Dopo gli annunci di Toyota e la possibile partnership Cadilac – Jota, i team sono chiamati a prendere delle decisioni in merito a delle restrizioni sul regolamento. Dal 2025 potrebbero essere richieste un minimo di due vetture per team.
In vista della votazione in programma per il mese di maggio, le squadre nell’occhio del ciclone sono tre. Cadillac di cui abbiamo già parlato, Lamborghini e Isotta Fraschini.
Heart of Racing invece ha già messo le mani avanti affermando che è garantita “Almeno una vettura” per l’approdo della Aston Martin Valkyrie nella massima serie per il prossimo anno. Affermazione che non da certezze sul numero di vetture che vedremo ma che lascia sicuramente ben sperare.
Il pensiero in Lamborghini
“La nostra ambizione è sempre stata di avere due auto in griglia, ma dobbiamo anche ragionare facendo un passo per volta e non andare oltre le nostre possibilità perché sarebbe controproducente. Ora è ancora presto per parlare di questa opportunità.” ha detto il Direttore Tecnico della casa Italiana, Rouven Mohr.

“Al momento stiamo valutando e cercando di capire se ci sono le forze per farlo, anche economicamente. Certe scelte avranno delle conseguenze e quindi ne parleremo anche con Iron Lynx per capire bene quale decisione prendere. Correre in campionati come il WEC richiede spazi e investimenti, per ora non sappiamo cosa potrebbe significare aggiungere una seconda SC63 in griglia”. ha aggiunto.
Compatibilmente con i programmi di Lamborghini, l’obbligo di due vetture per team andrebbe a colpire a 360° gradi l’orbita della casa italiana. Proprio per questo motivo il focus è quello di riuscire a comprendere a pieno i segreti della SC63 e non correre il rischio di perdere dei pezzi per strada.
Isotta Fraschini e una montagna da scalare
L’imminente possibile regola che vedrà un numero minimo di due vetture da schierare per gara è apparentemente una grande sfida per il marchio italiano.
La fiducia però non manca.
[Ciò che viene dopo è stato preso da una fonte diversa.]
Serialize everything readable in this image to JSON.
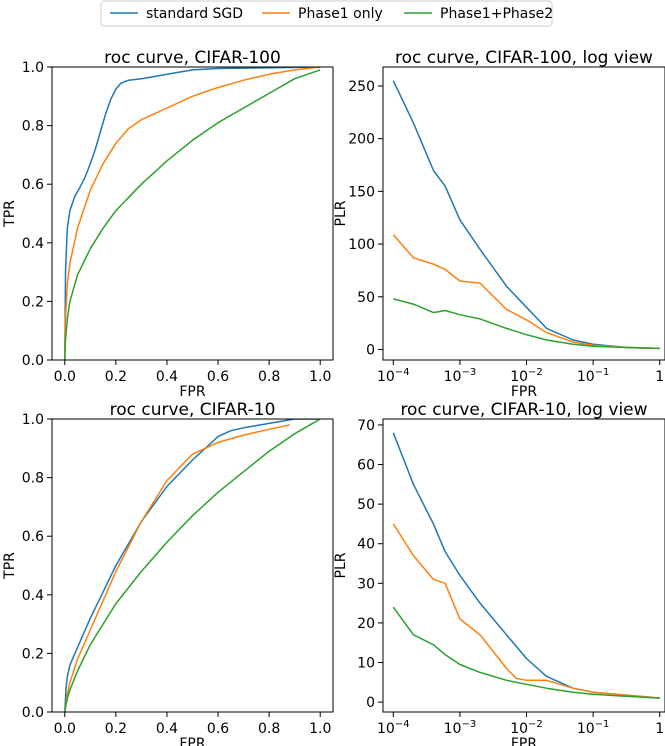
{
  "legend": {
    "entries": [
      {
        "label": "standard SGD",
        "color": "#1f77b4"
      },
      {
        "label": "Phase1 only",
        "color": "#ff7f0e"
      },
      {
        "label": "Phase1+Phase2",
        "color": "#2ca02c"
      }
    ]
  },
  "chart_data": [
    {
      "type": "line",
      "title": "roc curve, CIFAR-100",
      "xlabel": "FPR",
      "ylabel": "TPR",
      "xlim": [
        -0.05,
        1.05
      ],
      "ylim": [
        0,
        1
      ],
      "x_ticks": [
        "0.0",
        "0.2",
        "0.4",
        "0.6",
        "0.8",
        "1.0"
      ],
      "y_ticks": [
        "0.0",
        "0.2",
        "0.4",
        "0.6",
        "0.8",
        "1.0"
      ],
      "series": [
        {
          "name": "standard SGD",
          "color": "#1f77b4",
          "x": [
            0,
            0.003,
            0.01,
            0.02,
            0.04,
            0.06,
            0.08,
            0.1,
            0.12,
            0.14,
            0.16,
            0.18,
            0.2,
            0.22,
            0.25,
            0.3,
            0.4,
            0.5,
            0.6,
            1.0
          ],
          "y": [
            0,
            0.3,
            0.45,
            0.51,
            0.56,
            0.59,
            0.625,
            0.67,
            0.72,
            0.78,
            0.84,
            0.89,
            0.925,
            0.945,
            0.955,
            0.96,
            0.975,
            0.99,
            0.995,
            1.0
          ]
        },
        {
          "name": "Phase1 only",
          "color": "#ff7f0e",
          "x": [
            0,
            0.002,
            0.01,
            0.02,
            0.05,
            0.1,
            0.15,
            0.2,
            0.25,
            0.3,
            0.4,
            0.5,
            0.6,
            0.7,
            0.8,
            0.9,
            1.0
          ],
          "y": [
            0,
            0.13,
            0.26,
            0.33,
            0.45,
            0.58,
            0.67,
            0.74,
            0.79,
            0.82,
            0.86,
            0.9,
            0.93,
            0.955,
            0.975,
            0.99,
            1.0
          ]
        },
        {
          "name": "Phase1+Phase2",
          "color": "#2ca02c",
          "x": [
            0,
            0.002,
            0.01,
            0.02,
            0.05,
            0.1,
            0.15,
            0.2,
            0.3,
            0.4,
            0.5,
            0.6,
            0.7,
            0.8,
            0.9,
            1.0
          ],
          "y": [
            0,
            0.06,
            0.14,
            0.2,
            0.29,
            0.38,
            0.45,
            0.51,
            0.6,
            0.68,
            0.75,
            0.81,
            0.86,
            0.91,
            0.96,
            0.99
          ]
        }
      ]
    },
    {
      "type": "line",
      "title": "roc curve, CIFAR-100, log view",
      "xlabel": "FPR",
      "ylabel": "PLR",
      "xscale": "log",
      "xlim": [
        7e-05,
        1.2
      ],
      "ylim": [
        -10,
        268
      ],
      "x_ticks": [
        "10^-4",
        "10^-3",
        "10^-2",
        "10^-1",
        "1"
      ],
      "y_ticks": [
        "0",
        "50",
        "100",
        "150",
        "200",
        "250"
      ],
      "series": [
        {
          "name": "standard SGD",
          "color": "#1f77b4",
          "x": [
            0.0001,
            0.0002,
            0.0004,
            0.0006,
            0.001,
            0.002,
            0.005,
            0.01,
            0.02,
            0.05,
            0.1,
            0.3,
            1.0
          ],
          "y": [
            255,
            215,
            170,
            155,
            123,
            95,
            60,
            40,
            20,
            9,
            5,
            2,
            1
          ]
        },
        {
          "name": "Phase1 only",
          "color": "#ff7f0e",
          "x": [
            0.0001,
            0.0002,
            0.0004,
            0.0006,
            0.001,
            0.002,
            0.005,
            0.01,
            0.02,
            0.05,
            0.1,
            0.3,
            1.0
          ],
          "y": [
            109,
            87,
            81,
            76,
            65,
            63,
            38,
            28,
            16,
            7,
            4,
            2,
            1
          ]
        },
        {
          "name": "Phase1+Phase2",
          "color": "#2ca02c",
          "x": [
            0.0001,
            0.0002,
            0.0004,
            0.0006,
            0.001,
            0.002,
            0.005,
            0.01,
            0.02,
            0.05,
            0.1,
            0.3,
            1.0
          ],
          "y": [
            48,
            43,
            35,
            37,
            33,
            29,
            20,
            14,
            9,
            5,
            3,
            2,
            1
          ]
        }
      ]
    },
    {
      "type": "line",
      "title": "roc curve, CIFAR-10",
      "xlabel": "FPR",
      "ylabel": "TPR",
      "xlim": [
        -0.05,
        1.05
      ],
      "ylim": [
        0,
        1
      ],
      "x_ticks": [
        "0.0",
        "0.2",
        "0.4",
        "0.6",
        "0.8",
        "1.0"
      ],
      "y_ticks": [
        "0.0",
        "0.2",
        "0.4",
        "0.6",
        "0.8",
        "1.0"
      ],
      "series": [
        {
          "name": "standard SGD",
          "color": "#1f77b4",
          "x": [
            0,
            0.005,
            0.01,
            0.02,
            0.05,
            0.1,
            0.15,
            0.2,
            0.3,
            0.4,
            0.5,
            0.55,
            0.6,
            0.65,
            0.7,
            0.8,
            0.9,
            1.0
          ],
          "y": [
            0,
            0.08,
            0.12,
            0.16,
            0.22,
            0.32,
            0.41,
            0.5,
            0.65,
            0.77,
            0.86,
            0.9,
            0.94,
            0.96,
            0.97,
            0.985,
            1.0,
            1.0
          ]
        },
        {
          "name": "Phase1 only",
          "color": "#ff7f0e",
          "x": [
            0,
            0.005,
            0.01,
            0.02,
            0.05,
            0.1,
            0.15,
            0.2,
            0.3,
            0.4,
            0.5,
            0.6,
            0.7,
            0.8,
            0.88
          ],
          "y": [
            0,
            0.03,
            0.06,
            0.1,
            0.18,
            0.28,
            0.38,
            0.48,
            0.65,
            0.79,
            0.88,
            0.92,
            0.945,
            0.965,
            0.98
          ]
        },
        {
          "name": "Phase1+Phase2",
          "color": "#2ca02c",
          "x": [
            0,
            0.005,
            0.01,
            0.02,
            0.05,
            0.1,
            0.15,
            0.2,
            0.3,
            0.4,
            0.5,
            0.6,
            0.7,
            0.8,
            0.9,
            1.0
          ],
          "y": [
            0,
            0.025,
            0.045,
            0.075,
            0.14,
            0.23,
            0.3,
            0.37,
            0.48,
            0.58,
            0.67,
            0.75,
            0.82,
            0.89,
            0.95,
            1.0
          ]
        }
      ]
    },
    {
      "type": "line",
      "title": "roc curve, CIFAR-10, log view",
      "xlabel": "FPR",
      "ylabel": "PLR",
      "xscale": "log",
      "xlim": [
        7e-05,
        1.2
      ],
      "ylim": [
        -2.5,
        71.5
      ],
      "x_ticks": [
        "10^-4",
        "10^-3",
        "10^-2",
        "10^-1",
        "1"
      ],
      "y_ticks": [
        "0",
        "10",
        "20",
        "30",
        "40",
        "50",
        "60",
        "70"
      ],
      "series": [
        {
          "name": "standard SGD",
          "color": "#1f77b4",
          "x": [
            0.0001,
            0.0002,
            0.0004,
            0.0006,
            0.001,
            0.002,
            0.005,
            0.01,
            0.02,
            0.05,
            0.1,
            0.3,
            1.0
          ],
          "y": [
            68,
            55,
            45,
            38,
            32,
            25,
            17,
            11,
            6.5,
            3.5,
            2.5,
            1.8,
            1
          ]
        },
        {
          "name": "Phase1 only",
          "color": "#ff7f0e",
          "x": [
            0.0001,
            0.0002,
            0.0004,
            0.0006,
            0.001,
            0.002,
            0.005,
            0.007,
            0.01,
            0.02,
            0.05,
            0.1,
            0.3,
            1.0
          ],
          "y": [
            45,
            37,
            31,
            30,
            21,
            17,
            8.5,
            6,
            5.5,
            5.5,
            3.5,
            2.5,
            1.8,
            1
          ]
        },
        {
          "name": "Phase1+Phase2",
          "color": "#2ca02c",
          "x": [
            0.0001,
            0.0002,
            0.0004,
            0.0006,
            0.001,
            0.002,
            0.005,
            0.01,
            0.02,
            0.05,
            0.1,
            0.3,
            1.0
          ],
          "y": [
            24,
            17,
            14.5,
            12,
            9.5,
            7.5,
            5.5,
            4.5,
            3.5,
            2.5,
            2,
            1.5,
            1
          ]
        }
      ]
    }
  ]
}
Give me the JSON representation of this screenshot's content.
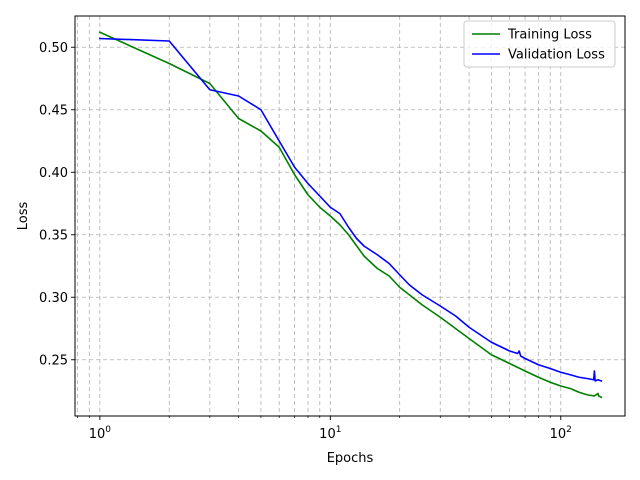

Inizialmente infatti l’obiettivo era quello di schierare due Tipo 6 Competizione nel 2024. Una con una con Duqueine e una affidata a Vector Sport. Purtroppo però è stata concessa una sola partecipazione.
“Due auto sono una grande sfida.” ha detto Max Favard, Team Principal di Duqueine. Inoltre ha sottolineato l’importanza da parte dell’organizzazione, di non rendere troppo difficile l’approccio al WEC per i piccoli costruttori, anche in chiave futura.

Favard ha aggiunto: “Ci sono troppi parametri da prendere in considerazione nel primo anno. Quest’anno è un punto di partenza in vista di uno sviluppo duraturo negli anni. L’obbligo di due Hypercar per strutture più ‘umane’, è un progetto su cui lavorare a partire dal secondo o terzo anno.”
“Accettiamo le regole. Hanno ascoltato i team e le loro opinioni. Devono andare incontro anche alle squadre minori e sentire le esigenze di tutti. E’ una dura decisione da prendere.”
Max Favard ha concluso sostenendo che questa sia comunque la strada da seguire. Una giusta direzione in cui lavorare.